Right off the bat, I was pleased to note that the HA-NC250s are noticeably more comfortable than their low-end sibling, the HA-NC60. The ear cups of the HA-NC250 are oblong--more true to ear shape than circular--and padded with a cushy leatherette material. They also don't put much pressure on the ears, making them pleasant to wear for extended periods of time (I had them on for more than two hours with no discomfort). Plus, the headband is padded to keep the top of your head happy.
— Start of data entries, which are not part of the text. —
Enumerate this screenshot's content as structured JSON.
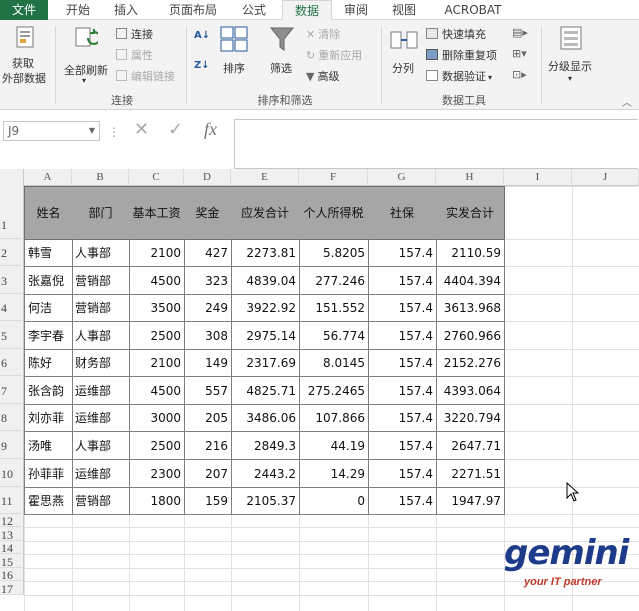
{
  "tabs": [
    {
      "label": "文件"
    },
    {
      "label": "开始"
    },
    {
      "label": "插入"
    },
    {
      "label": "页面布局"
    },
    {
      "label": "公式"
    },
    {
      "label": "数据"
    },
    {
      "label": "审阅"
    },
    {
      "label": "视图"
    },
    {
      "label": "ACROBAT"
    }
  ],
  "active_tab": "数据",
  "ribbon": {
    "get_external": {
      "line1": "获取",
      "line2": "外部数据"
    },
    "refresh_all": "全部刷新",
    "connections": "连接",
    "properties": "属性",
    "edit_links": "编辑链接",
    "group_connections": "连接",
    "sort": "排序",
    "filter": "筛选",
    "clear": "清除",
    "reapply": "重新应用",
    "advanced": "高级",
    "group_sort_filter": "排序和筛选",
    "text_to_columns": "分列",
    "flash_fill": "快速填充",
    "remove_duplicates": "删除重复项",
    "data_validation": "数据验证",
    "group_data_tools": "数据工具",
    "outline": "分级显示"
  },
  "formula_bar": {
    "name_box": "J9",
    "formula": ""
  },
  "columns": [
    "A",
    "B",
    "C",
    "D",
    "E",
    "F",
    "G",
    "H",
    "I",
    "J"
  ],
  "rows": [
    "1",
    "2",
    "3",
    "4",
    "5",
    "6",
    "7",
    "8",
    "9",
    "10",
    "11",
    "12",
    "13",
    "14",
    "15",
    "16",
    "17"
  ],
  "table": {
    "headers": [
      "姓名",
      "部门",
      "基本工资",
      "奖金",
      "应发合计",
      "个人所得税",
      "社保",
      "实发合计"
    ],
    "rows": [
      [
        "韩雪",
        "人事部",
        "2100",
        "427",
        "2273.81",
        "5.8205",
        "157.4",
        "2110.59"
      ],
      [
        "张嘉倪",
        "营销部",
        "4500",
        "323",
        "4839.04",
        "277.246",
        "157.4",
        "4404.394"
      ],
      [
        "何洁",
        "营销部",
        "3500",
        "249",
        "3922.92",
        "151.552",
        "157.4",
        "3613.968"
      ],
      [
        "李宇春",
        "人事部",
        "2500",
        "308",
        "2975.14",
        "56.774",
        "157.4",
        "2760.966"
      ],
      [
        "陈好",
        "财务部",
        "2100",
        "149",
        "2317.69",
        "8.0145",
        "157.4",
        "2152.276"
      ],
      [
        "张含韵",
        "运维部",
        "4500",
        "557",
        "4825.71",
        "275.2465",
        "157.4",
        "4393.064"
      ],
      [
        "刘亦菲",
        "运维部",
        "3000",
        "205",
        "3486.06",
        "107.866",
        "157.4",
        "3220.794"
      ],
      [
        "汤唯",
        "人事部",
        "2500",
        "216",
        "2849.3",
        "44.19",
        "157.4",
        "2647.71"
      ],
      [
        "孙菲菲",
        "运维部",
        "2300",
        "207",
        "2443.2",
        "14.29",
        "157.4",
        "2271.51"
      ],
      [
        "霍思燕",
        "营销部",
        "1800",
        "159",
        "2105.37",
        "0",
        "157.4",
        "1947.97"
      ]
    ]
  },
  "logo": {
    "word": "gemini",
    "tagline": "your IT partner"
  },
  "colors": {
    "accent": "#217346",
    "header_fill": "#a6a6a6",
    "logo_blue": "#1e3a8a",
    "logo_red": "#c0392b"
  }
}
Most users should have no trouble finding a good fit with the HA-NC250, as the arms are adjustable and the ear cups swivel several degrees forward (about 15) and 180 degrees back. This latter feature is important in any travel-friendly pair, as it allows the headphones to lie flat for storage. To this end, JVC includes a nicely slender, hard-shelled carrying case, which has a built-in zipper pouch for stowing the battery (one AAA), an airplane adapter, a 1/4-inch adapter, and the removable cable (all included). If there's one design gripe I have, it's with that cable. It's 43 inches long, which is plenty for portable applications, but not nearly long enough for home use (I couldn't even have them connected to the computer and sit comfortably at my desk.) You can find a headphone extender online for less than five bucks, but it would have been nice for JVC to just throw one in considering the price of the HA-NC250.
In the area of noise cancellation, the JVC HA-NC250 works as advertised. Due to the design of the ear cups, the headphones even manage to block out some higher-frequency sounds, such as the tappity-tap of the keyboard--but only when music is playing as well. Even with music off, flipping on the active noise-cancellation feature eliminates low-frequency noises, such as the hum of an air conditioner, meaning the HA-NC250s are perfectly suited to air travel. However, during testing I did notice a faint, cyclical static sound in the right ear cup, which is where the noise-cancellation circuitry is located. For the most part, it's not noticeable when music is playing, but it could irritate some users.
Sound quality in general proved quite good in testing, and I like that you can listen to music with or without the noise-cancellation feature engaged. In general, music sounds a bit clearer, more open, and considerably amplified with the noise-cancellation feature on, but sound quality overall was great. Bass response in particular was impressively tight, yet it didn't overshadow other ranges of sound. Audio response was pleasantly even, with rich mids, sparkly highs, and nice undertones. For 200 bucks, the JVC HA-NC250 makes an acceptable alternative to the Bose QuietComfort 3.